It’s a Myth – Auto Accident – “Just Being There”

In talking to clients and prospective clients I often hear them remark that anyone involved in an accident is negligent “just for being there”. That is a myth, an urban legend, and something the insurance companies would like you to believe.
If an insurance company wants to establish that an injured person was contributory negligent, the insurance company has the same burden of proof that an injured party bears in establishing liability on another driver. The insurance company needs to establish that a claimant failed to exercise “ordinary care” for his or her own safety.

There is a pattern jury instruction that spells out an insurance company’s obligation to prove contributory negligence. This instruction, with appropriate modification for the facts of the case, is typically read to the jury:

Every person in all situations has a duty to exercise ordinary care for his or her own safety. This does not mean that a person is required at all hazards to avoid injury; a person must, however, exercise ordinary care to take precautions to avoid injury to himself or herself.

Additional or Optional Paragraphs

(A person must exercise ordinary care to employ (his) (her) senses of sight and hearing so as to become aware of the existence of danger to (him) (her). A failure to do so is negligence.)

(It is the duty of every person to exercise ordinary care to recognize and appreciate all dangers that are open and obvious to (him) (her) or which should have been recognized and appreciated by a reasonably prudent person under the same or similar circumstances. That the warning of the existence of danger was not seen or was not heard does not free one from negligence. In addition, one who looks and fails to see, or listens and fails to hear, a warning of danger which under like or similar circumstances would have been seen or heard by a reasonably prudent person is as guilty of negligence as one who did not look or listen at all.)

(However, a person is not bound to see every hazard or danger in his or her pathway even though they should be plainly observable or to remember the existence of every condition of which the person has had knowledge. A person is only required to act as a reasonably prudent person would act under the same or similar circumstances.)

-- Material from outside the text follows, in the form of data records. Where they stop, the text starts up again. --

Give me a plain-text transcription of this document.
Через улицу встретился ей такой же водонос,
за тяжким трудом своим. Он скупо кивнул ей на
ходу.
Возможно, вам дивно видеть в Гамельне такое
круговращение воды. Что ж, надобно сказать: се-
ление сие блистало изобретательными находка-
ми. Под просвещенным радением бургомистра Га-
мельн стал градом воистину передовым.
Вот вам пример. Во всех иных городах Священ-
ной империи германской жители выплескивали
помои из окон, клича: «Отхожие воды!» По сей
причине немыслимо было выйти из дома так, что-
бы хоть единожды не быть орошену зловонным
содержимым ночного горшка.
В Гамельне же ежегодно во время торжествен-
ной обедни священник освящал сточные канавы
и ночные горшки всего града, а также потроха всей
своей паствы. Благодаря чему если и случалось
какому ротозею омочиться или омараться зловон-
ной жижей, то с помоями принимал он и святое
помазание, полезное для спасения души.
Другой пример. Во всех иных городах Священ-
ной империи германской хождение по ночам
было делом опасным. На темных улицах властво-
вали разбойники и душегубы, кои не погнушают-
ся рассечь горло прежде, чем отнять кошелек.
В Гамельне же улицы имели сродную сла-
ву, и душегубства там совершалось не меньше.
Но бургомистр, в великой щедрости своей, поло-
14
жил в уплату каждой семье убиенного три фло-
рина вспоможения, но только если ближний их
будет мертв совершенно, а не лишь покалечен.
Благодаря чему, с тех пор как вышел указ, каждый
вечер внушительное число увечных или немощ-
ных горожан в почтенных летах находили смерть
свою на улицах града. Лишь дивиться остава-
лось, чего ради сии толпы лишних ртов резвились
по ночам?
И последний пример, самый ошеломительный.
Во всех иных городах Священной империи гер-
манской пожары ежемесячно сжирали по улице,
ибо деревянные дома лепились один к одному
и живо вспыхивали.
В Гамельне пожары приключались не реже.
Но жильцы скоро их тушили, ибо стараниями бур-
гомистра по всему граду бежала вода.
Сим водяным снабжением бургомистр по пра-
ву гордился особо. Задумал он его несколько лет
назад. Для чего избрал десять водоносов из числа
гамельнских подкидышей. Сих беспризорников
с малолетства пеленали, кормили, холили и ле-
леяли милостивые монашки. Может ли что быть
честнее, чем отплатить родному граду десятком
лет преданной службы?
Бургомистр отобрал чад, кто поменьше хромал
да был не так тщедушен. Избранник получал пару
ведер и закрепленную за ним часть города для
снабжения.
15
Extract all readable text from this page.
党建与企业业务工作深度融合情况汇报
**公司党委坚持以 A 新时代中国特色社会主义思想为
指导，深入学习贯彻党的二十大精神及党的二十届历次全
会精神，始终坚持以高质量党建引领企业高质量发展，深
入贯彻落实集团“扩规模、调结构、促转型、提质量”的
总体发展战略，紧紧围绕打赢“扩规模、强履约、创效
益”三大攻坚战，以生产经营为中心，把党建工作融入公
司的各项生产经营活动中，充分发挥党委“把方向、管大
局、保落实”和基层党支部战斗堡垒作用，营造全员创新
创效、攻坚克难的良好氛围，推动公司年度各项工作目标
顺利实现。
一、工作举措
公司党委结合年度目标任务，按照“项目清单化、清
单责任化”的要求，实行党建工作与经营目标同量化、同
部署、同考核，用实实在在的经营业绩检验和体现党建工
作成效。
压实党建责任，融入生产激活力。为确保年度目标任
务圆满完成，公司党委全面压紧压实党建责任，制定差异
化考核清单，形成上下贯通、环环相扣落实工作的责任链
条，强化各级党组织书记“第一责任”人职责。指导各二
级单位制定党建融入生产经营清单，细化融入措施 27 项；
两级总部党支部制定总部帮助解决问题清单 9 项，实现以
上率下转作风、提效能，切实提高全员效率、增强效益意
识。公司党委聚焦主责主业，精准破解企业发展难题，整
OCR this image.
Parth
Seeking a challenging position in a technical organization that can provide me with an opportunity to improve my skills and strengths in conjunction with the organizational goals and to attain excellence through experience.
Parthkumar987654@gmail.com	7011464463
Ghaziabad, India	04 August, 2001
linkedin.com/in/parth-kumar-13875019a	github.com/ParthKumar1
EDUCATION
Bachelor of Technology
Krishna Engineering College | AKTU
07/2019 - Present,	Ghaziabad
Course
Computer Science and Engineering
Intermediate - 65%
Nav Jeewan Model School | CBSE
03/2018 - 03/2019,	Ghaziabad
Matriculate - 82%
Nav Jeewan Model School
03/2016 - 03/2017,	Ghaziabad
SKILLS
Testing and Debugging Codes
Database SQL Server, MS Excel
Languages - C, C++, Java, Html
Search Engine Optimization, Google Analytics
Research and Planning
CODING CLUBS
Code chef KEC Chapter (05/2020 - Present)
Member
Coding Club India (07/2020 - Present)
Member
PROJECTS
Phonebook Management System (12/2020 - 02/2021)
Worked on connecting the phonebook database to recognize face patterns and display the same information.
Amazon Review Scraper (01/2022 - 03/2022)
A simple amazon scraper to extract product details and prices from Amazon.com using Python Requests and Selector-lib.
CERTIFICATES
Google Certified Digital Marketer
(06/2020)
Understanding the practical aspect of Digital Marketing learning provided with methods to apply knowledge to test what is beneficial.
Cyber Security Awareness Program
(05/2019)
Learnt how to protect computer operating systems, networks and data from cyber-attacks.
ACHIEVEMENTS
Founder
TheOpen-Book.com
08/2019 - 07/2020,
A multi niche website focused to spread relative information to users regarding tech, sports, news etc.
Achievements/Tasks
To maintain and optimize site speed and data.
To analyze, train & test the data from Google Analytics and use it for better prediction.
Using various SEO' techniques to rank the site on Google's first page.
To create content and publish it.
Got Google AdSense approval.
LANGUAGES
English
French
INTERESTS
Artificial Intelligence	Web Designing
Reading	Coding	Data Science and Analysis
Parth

(To be free of negligence, a person must exercise ordinary care in choosing his or her course of conduct and in the pursuit of that choice. A person is not guilty of negligence in making a choice of conduct if the person has no knowledge that one course of conduct carries a greater hazard than another, provided that such lack of knowledge is not the result of the person's failure to exercise ordinary care.)

In a typical auto accident case, the rules of the road spell out what is expected of drivers. Failure to abide by the rules of the road is failing to exercise ordinary care, and is negligence. The rules of the road are spelled out in the statutes. They include the responsibility to:

• Maintain the vehicle and equipment properly, especially when it comes to brakes, tires, and headlights;
• Maintain a proper lookout;
• Yield the right of way as required at crossings and intersections;
• Maintain proper management and control of your vehicle;
• Maintain a proper speed, taking into consideration the applicable speed limit, as well as existing conditions; and
• Stopping as required by conditions or traffic controls.

These are just a sampling of the Wisconsin “rules of the road”. A further explanation can be found at http://www.dot.wisconsin.gov/safety/motorist/rules/overview.htm The full text of the “rules of the road” from the original statutes can be found at http://docs.legis.wisconsin.gov/statutes/statutes/346.pdf

The bottom line is that a person is not negligent “just for being there”. They can be negligent for not obeying the rules of the road.